Workflow interface: input / output / reports

nipreps / fmriprep

fMRIPrep is a robust and easy-to-use pipeline for preprocessing of diverse fMRI data. The transparent workflow dispenses of manual intervention, thereby ensuring the reproducibility of the results.

https://fmriprep.org

Apache License 2.0

629 stars 291 forks source link

Workflow interface: input / output / reports #456

Closed effigies closed 7 years ago

effigies commented 7 years ago

By giving each workflow an inputnode, outputnode and reportnode, we can reduce the clutter within each workflow where sinking/derivatives are put on visual parity with processing nodes.

Reportlets can then be passed to an interface/workflow that constructs the full report, isolated from the processing/reportlet construction.

Similarly, it would be nice (though possibly not feasible) to reduce output sinks to at most one per sub-workflow, and ideally fewer, grabbing outputs from sub_wf.outputnode.

chrisgorgo commented 7 years ago

Could you explain a bit more what role the reportnode would play?

Please keep in mind that with the current architecture we need one datasink per reportlet, because we want as many reportlets in a partial report (when something fails). If we connect multiple reportles to one data sink and one of the interfaces creating reportlets fails none of them will be saved and all of them will be missin in the final report.

effigies commented 7 years ago

I might be missing something. Why is a datasink needed, as opposed to an interface that grabs the reportlets from their original locations in the working directory?

But to be (hopefully) a little clearer, the reportnode would collect and give named ports for each of the reportlets that a workflow generates. If the reportlet is undefined, we can skip over it, as we do now. The only thing that needs a sink here is the final report.

If this sounds like too much of a pain, NBD. I just find the reportlet derivatives to be very cluttering when I'm trying to understand a new workflow (or part of a workflow).

chrisgorgo commented 7 years ago

On Wed, Apr 19, 2017 at 11:13 AM, Chris Markiewicz <notifications@github.com

wrote:

I might be missing something. Why is a datasink needed, as opposed to an interface that grabs the reportlets from their original locations in the working directory?

We could do that, but this means we will heavily depend on the structure of the working directory not changing over time.

But to be (hopefully) a little clearer, the reportnode would collect and give named ports for each of the reportlets that a workflow generates. If the reportlet is undefined, we can skip over it, as we do now. The only thing that needs a sink here is the final report.

Ok - get it.

If this sounds like too much of a pain, NBD. I just find the reportlet derivatives to be very cluttering when I'm trying to understand a new workflow (or part of a workflow).

You mean the reportlet datasinks?

— You are receiving this because you commented. Reply to this email directly, view it on GitHub https://github.com/poldracklab/fmriprep/issues/456#issuecomment-295374016, or mute the thread https://github.com/notifications/unsubscribe-auth/AAOkp7OC0nktFL7mroRaqfJYP8cbplzCks5rxk7MgaJpZM4NB0Eo .

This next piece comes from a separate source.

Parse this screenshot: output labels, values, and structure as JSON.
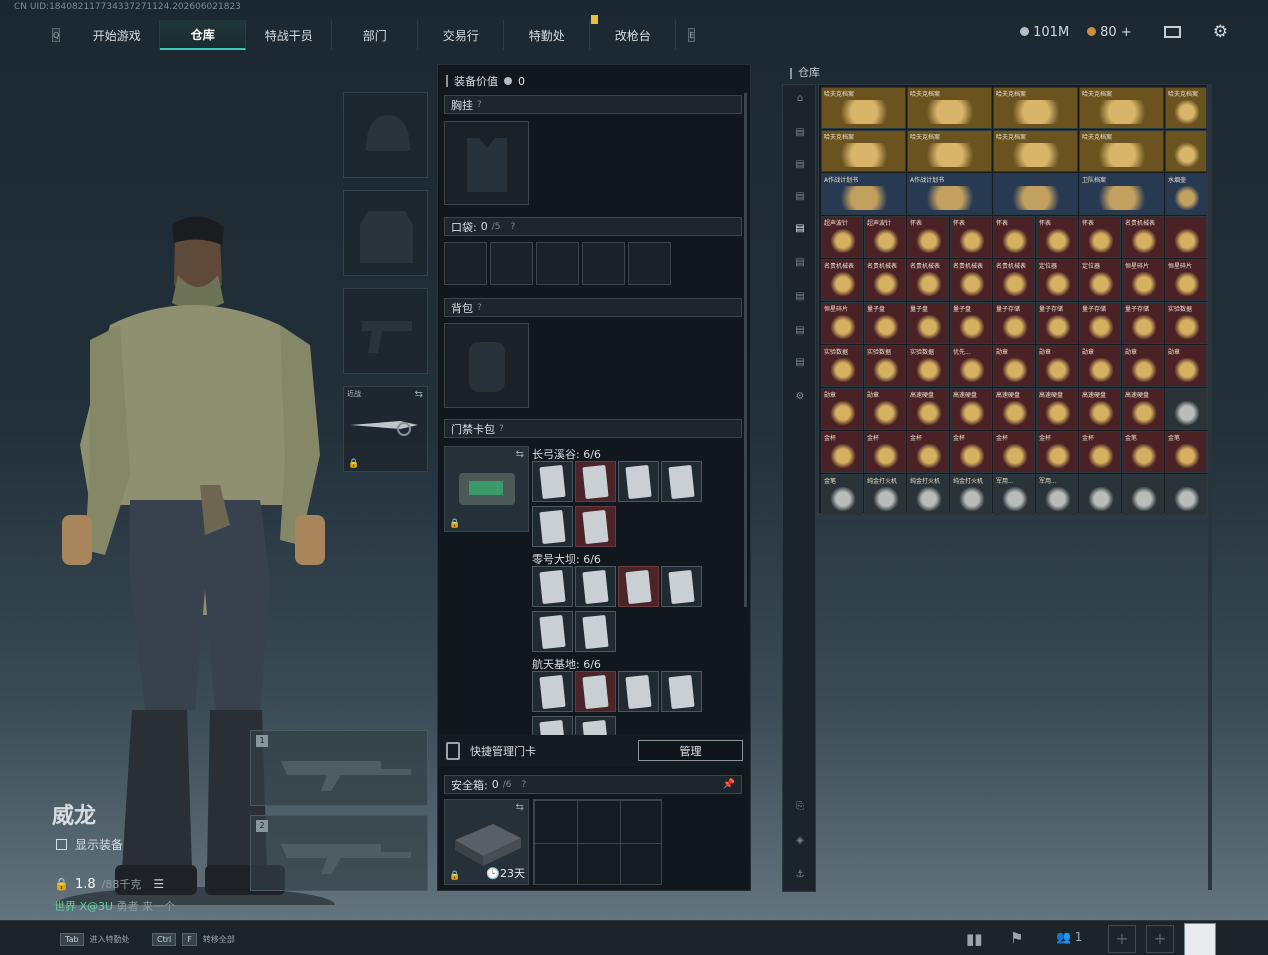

effigies commented 7 years ago

We could do that, but this means we will heavily depend on the structure of the working directory not changing over time.

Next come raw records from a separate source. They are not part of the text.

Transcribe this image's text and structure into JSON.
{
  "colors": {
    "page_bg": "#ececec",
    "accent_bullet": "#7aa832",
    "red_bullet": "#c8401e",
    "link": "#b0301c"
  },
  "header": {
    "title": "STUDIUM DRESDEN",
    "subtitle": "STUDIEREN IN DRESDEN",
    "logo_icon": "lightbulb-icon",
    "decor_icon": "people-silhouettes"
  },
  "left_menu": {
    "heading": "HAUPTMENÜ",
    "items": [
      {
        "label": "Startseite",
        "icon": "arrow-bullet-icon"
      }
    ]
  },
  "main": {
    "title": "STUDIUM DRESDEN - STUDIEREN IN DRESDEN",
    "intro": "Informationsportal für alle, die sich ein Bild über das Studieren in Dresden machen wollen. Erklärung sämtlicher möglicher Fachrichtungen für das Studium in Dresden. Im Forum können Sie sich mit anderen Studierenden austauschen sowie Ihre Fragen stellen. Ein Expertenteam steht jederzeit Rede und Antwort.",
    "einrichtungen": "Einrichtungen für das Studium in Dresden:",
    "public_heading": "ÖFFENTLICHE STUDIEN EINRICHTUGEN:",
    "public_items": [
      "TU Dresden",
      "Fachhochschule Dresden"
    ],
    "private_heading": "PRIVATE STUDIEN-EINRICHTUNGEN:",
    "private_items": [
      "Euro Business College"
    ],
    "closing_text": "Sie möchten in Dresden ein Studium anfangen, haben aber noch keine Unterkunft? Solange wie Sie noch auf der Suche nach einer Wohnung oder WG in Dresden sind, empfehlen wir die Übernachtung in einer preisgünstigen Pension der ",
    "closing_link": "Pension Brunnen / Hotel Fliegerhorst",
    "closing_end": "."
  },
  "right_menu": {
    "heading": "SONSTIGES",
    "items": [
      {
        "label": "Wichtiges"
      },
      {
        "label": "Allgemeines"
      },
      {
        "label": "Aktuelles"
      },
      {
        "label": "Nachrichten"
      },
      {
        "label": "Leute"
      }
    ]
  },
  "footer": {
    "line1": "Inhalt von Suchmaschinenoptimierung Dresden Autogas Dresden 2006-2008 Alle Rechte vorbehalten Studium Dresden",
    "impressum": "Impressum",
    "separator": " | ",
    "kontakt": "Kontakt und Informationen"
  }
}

Will it? Since the full reportlet path is what's passed to the report-constructor, it seems like this should be fairly robust.

You mean the reportlet datasinks?

Yeah.

chrisgorgo commented 7 years ago

If I understand this idea correctly it will suffer from the same problem as a single datasink.

Basically if you connect reportles from many nodes to a single report-constructor node and one of the reportlet building node fails the report-constructor will never be run (since not all of its dependencies run successfully) and the report will not be generated at all.

effigies commented 7 years ago

Yes, that's true. Hmm. Guess I didn't think this through after all.

chrisgorgo commented 7 years ago

I do agree that having reportlet datasinks inside workflows is a bit confusing and not very neat.

effigies commented 7 years ago

There might be a hacky way of doing this where, instead of a report-generator interface, we could have a workflow that's just a bunch of independent datasinks, so at least we could manage some separation. But that might be more work than it's worth...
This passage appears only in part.